Ternyata ngak lama kemudian dia ulangi lagi, ngomong lagi sambil tertawa. Karena dilarang tidak bisa, akhirnya mamanya mencubit pipinya. Reaksinya dia malah melawan dan dengan gregetan mau balas dan menjamah nene mamanya sambil meremes. Saat itu tangannya ditepis mamanya, kemudian berkata ke Palembang batal saja. Melihat mamanya marah Yansen minta maaf dan mencoba menawar hukuman lain tapi ke Palembang jangan batal. Mamanya bilang tidak bisa, dan kami memang
sepakat kalau mama bilang tidak bisa kemudian si anak berpaling kepada papanya jawabannya sama. Kasus ini sekaligus menjadi test case untuk membaca kemampuan berpikir yansen, ternyata otaknya jalan, dia kemudian mengajukan penyelesaian kasusnya karena merasa bersalah, dan berkata ke Palembang jangan batal, hukum yansen saja pa. Dan kami harus tega untuk melakukan hukuman lain itu.

Sebenarnya kami memang tidak bermaksud membatalkan perjalanan ke Palembang karena itu janji kami kalau Yansen lulus. Tapi karena Yansen berbuat aneh aneh kami coba ancam dia dengan hal lain. Tetapi setelah menginjak umur 12 tahun ancaman tidak mempan lagi, bahkan Yansen bisa nego memilih dihukum daripada membatalkan apa yang menjadi keinginan favoritnya.

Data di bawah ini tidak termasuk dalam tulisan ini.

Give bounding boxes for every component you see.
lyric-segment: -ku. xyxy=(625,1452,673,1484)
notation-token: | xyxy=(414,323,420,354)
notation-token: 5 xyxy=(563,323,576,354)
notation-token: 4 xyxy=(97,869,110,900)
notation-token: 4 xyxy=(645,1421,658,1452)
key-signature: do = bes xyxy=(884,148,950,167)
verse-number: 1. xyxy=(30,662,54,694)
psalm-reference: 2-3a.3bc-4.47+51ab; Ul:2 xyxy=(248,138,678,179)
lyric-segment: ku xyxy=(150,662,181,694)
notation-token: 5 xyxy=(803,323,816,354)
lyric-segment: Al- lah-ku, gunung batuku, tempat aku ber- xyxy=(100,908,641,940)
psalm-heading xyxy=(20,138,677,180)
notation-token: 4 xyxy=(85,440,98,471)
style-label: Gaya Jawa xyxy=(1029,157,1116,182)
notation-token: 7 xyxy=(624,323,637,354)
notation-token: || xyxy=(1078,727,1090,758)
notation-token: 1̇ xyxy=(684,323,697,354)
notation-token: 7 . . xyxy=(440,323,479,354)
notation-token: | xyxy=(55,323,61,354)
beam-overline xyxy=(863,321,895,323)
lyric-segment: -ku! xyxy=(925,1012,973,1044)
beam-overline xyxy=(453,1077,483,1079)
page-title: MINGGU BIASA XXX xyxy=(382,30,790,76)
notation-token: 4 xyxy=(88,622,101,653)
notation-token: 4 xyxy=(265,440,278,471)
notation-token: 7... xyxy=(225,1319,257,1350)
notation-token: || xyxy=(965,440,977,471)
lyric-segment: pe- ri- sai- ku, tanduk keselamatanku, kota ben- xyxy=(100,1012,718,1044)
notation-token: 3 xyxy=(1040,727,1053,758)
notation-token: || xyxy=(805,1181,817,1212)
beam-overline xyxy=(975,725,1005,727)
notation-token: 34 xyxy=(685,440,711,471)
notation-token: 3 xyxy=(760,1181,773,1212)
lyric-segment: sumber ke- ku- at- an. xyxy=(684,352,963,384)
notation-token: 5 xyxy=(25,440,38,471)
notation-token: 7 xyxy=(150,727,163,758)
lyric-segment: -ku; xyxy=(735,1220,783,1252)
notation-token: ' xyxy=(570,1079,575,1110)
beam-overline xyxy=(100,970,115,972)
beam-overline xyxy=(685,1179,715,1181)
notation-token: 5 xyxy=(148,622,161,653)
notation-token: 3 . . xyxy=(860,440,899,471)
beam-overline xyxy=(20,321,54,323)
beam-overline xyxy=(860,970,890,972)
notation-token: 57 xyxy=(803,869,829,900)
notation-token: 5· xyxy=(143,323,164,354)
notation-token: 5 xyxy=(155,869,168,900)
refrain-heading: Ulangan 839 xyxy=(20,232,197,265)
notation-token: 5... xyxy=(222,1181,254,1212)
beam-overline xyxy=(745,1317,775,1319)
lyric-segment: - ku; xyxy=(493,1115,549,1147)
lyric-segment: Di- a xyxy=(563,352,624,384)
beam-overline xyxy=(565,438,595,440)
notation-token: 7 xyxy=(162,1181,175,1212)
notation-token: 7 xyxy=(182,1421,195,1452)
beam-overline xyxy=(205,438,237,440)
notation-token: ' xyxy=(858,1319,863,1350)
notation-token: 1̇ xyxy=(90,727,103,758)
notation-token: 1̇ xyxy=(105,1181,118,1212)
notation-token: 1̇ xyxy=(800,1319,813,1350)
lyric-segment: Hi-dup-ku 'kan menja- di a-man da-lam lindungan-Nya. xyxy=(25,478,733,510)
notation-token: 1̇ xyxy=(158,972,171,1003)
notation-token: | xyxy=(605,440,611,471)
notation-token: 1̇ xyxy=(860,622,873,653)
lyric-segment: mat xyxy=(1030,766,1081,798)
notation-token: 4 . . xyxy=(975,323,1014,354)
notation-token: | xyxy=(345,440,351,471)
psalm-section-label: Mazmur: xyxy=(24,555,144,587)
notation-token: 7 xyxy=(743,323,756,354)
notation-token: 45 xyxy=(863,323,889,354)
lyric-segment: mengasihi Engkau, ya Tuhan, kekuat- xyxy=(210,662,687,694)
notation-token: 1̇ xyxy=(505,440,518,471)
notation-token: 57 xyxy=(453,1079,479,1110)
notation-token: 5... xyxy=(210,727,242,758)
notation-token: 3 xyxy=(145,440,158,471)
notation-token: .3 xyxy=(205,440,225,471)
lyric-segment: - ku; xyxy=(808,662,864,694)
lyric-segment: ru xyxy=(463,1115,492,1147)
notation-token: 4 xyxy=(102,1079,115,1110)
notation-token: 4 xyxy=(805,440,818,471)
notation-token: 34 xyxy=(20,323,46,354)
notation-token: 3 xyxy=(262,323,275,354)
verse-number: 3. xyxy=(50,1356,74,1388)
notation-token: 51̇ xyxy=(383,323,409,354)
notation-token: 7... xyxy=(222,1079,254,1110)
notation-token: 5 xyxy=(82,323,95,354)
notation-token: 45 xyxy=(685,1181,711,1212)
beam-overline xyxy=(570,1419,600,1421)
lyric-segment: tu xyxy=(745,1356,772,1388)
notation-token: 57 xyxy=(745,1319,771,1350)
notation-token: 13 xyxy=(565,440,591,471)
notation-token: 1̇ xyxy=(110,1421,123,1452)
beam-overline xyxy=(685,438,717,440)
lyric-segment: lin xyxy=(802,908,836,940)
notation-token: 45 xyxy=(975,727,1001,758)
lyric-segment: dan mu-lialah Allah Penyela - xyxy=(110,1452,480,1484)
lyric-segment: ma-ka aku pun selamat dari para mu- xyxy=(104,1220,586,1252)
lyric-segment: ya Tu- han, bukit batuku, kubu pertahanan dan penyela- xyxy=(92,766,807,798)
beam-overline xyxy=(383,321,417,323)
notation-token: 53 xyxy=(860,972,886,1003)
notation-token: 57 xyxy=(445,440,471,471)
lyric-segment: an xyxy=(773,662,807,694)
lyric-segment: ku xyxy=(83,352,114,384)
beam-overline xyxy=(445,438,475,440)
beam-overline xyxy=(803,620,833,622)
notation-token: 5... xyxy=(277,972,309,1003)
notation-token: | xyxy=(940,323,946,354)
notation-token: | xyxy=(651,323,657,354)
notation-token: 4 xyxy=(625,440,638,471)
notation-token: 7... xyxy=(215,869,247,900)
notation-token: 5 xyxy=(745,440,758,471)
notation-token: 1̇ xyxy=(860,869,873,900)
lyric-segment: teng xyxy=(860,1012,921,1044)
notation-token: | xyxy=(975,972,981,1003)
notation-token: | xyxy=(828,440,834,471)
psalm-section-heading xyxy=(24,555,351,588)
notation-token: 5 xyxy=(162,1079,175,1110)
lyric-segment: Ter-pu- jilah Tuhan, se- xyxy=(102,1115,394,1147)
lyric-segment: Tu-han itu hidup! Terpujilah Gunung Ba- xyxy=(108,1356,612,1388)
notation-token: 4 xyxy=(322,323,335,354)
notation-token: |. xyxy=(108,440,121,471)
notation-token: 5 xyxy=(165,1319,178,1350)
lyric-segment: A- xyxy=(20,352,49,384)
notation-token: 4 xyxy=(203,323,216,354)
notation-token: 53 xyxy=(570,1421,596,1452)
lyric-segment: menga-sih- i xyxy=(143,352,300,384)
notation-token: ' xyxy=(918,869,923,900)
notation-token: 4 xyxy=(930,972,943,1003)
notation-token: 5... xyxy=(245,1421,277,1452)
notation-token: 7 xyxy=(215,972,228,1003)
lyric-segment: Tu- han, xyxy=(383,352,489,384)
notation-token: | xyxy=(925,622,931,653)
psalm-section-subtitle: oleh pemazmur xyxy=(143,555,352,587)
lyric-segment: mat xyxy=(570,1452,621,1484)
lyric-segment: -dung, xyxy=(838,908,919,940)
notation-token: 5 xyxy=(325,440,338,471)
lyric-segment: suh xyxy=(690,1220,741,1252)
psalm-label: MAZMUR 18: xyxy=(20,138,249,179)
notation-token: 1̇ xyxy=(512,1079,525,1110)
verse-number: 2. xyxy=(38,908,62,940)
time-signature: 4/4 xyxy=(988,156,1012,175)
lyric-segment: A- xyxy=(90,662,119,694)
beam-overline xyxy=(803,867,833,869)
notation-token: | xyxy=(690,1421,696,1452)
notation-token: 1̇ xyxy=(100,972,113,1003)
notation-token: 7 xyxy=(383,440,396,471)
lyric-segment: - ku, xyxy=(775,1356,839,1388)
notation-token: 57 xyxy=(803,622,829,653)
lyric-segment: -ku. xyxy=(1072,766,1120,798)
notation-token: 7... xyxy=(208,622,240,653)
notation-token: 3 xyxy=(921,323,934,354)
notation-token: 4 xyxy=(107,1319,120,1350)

Sampai saat ini kami masih terus belajar untuk dapat mendidik anak kami dengan baik. Bagaimana mendidik anak spesial kami saat bertumbuh menjadi remaja, apalagi menghadapi masa pubertas. Kami baru sadar hukuman fisikpun tidak efektif lagi, bahkan Yansen punya senjata untuk meluluhkan hati kami saat kami mau menghukumnya.

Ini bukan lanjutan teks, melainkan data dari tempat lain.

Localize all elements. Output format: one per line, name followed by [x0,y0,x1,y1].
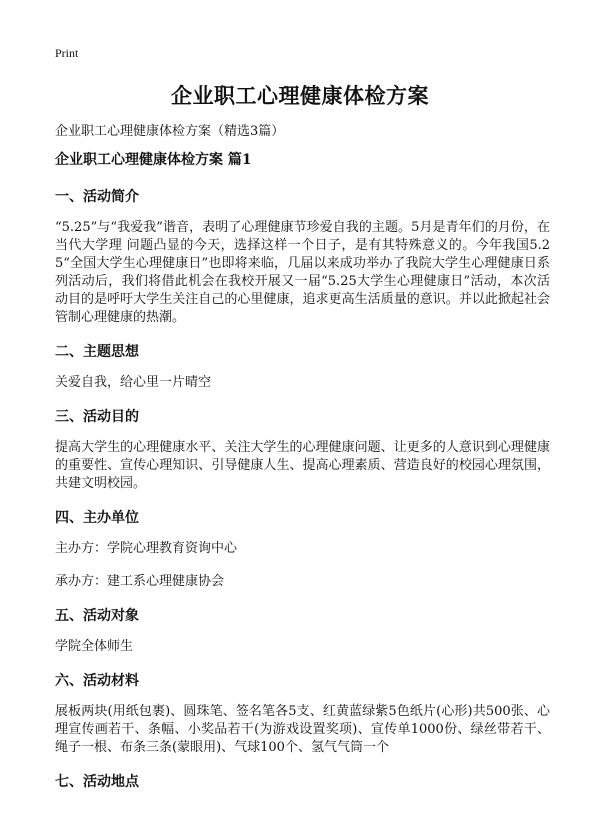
section-theme [55,342,550,392]
page-subtitle: 企业职工心理健康体检方案（精选3篇） [55,124,285,139]
section-heading: 六、活动材料 [55,673,139,689]
section-organizers [55,508,550,591]
section-location [55,772,550,792]
section-heading: 三、活动目的 [55,409,139,425]
section-heading: 四、主办单位 [55,510,139,526]
section-paragraph: 主办方：学院心理教育资询中心 [55,541,238,556]
section-paragraph: 提高大学生的心理健康水平、关注大学生的心理健康问题、让更多的人意识到心理健康的重要性、宣传心理知识、引导健康人生、提高心理素质、营造良好的校园心理氛围，共建文明校园。 [55,440,550,491]
section-audience [55,606,550,656]
page-title: 企业职工心理健康体检方案 [171,83,429,108]
print-link[interactable]: Print [55,46,79,60]
section-heading: 五、活动对象 [55,608,139,624]
section-paragraph: 关爱自我，给心里一片晴空 [55,375,212,390]
section-paragraph: 承办方：建工系心理健康协会 [55,574,225,589]
article-heading: 企业职工心理健康体检方案 篇1 [55,152,252,168]
section-purpose [55,407,550,493]
section-paragraph: 展板两块(用纸包裹)、圆珠笔、签名笔各5支、红黄蓝绿紫5色纸片(心形)共500张、心理宣传画若干、条幅、小奖品若干(为游戏设置奖项)、宣传单1000份、绿丝带若干、绳子一根、布条三条(蒙眼用)、气球100个、氢气气筒一个 [55,704,550,755]
section-heading: 二、主题思想 [55,344,139,360]
section-heading: 七、活动地点 [55,774,139,790]
article-body [55,150,550,804]
section-intro [55,187,550,327]
section-paragraph: “5.25”与“我爱我”谐音，表明了心理健康节珍爱自我的主题。5月是青年们的月份，在当代大学理 问题凸显的今天，选择这样一个日子，是有其特殊意义的。今年我国5.25“全国大学生心理健康日”也即将来临，几届以来成功举办了我院大学生心理健康日系列活动后，我们将借此机会在我校开展又一届“5.25大学生心理健康日”活动，本次活动目的是呼吁大学生关注自己的心里健康，追求更高生活质量的意识。并以此掀起社会管制心理健康的热潮。 [55,220,550,325]
section-heading: 一、活动简介 [55,189,139,205]
section-materials [55,671,550,757]
section-paragraph: 学院全体师生 [55,639,134,654]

Ketika tiba waktunya berangkat ke Palembang, maka saya mempersiapkan tiket untuk 3 orang mama, Yansen dan Yani serta ikut pula ketiga sepupunya 3 orang. Yansen dapat menikmati liburannya selama 2 minggu di kampung mamanya dan kembali ke Jakarta menjelang masuk Tahun ajaran baru dimana Yansen terdaftar sebagai murid kelas 1 SMP.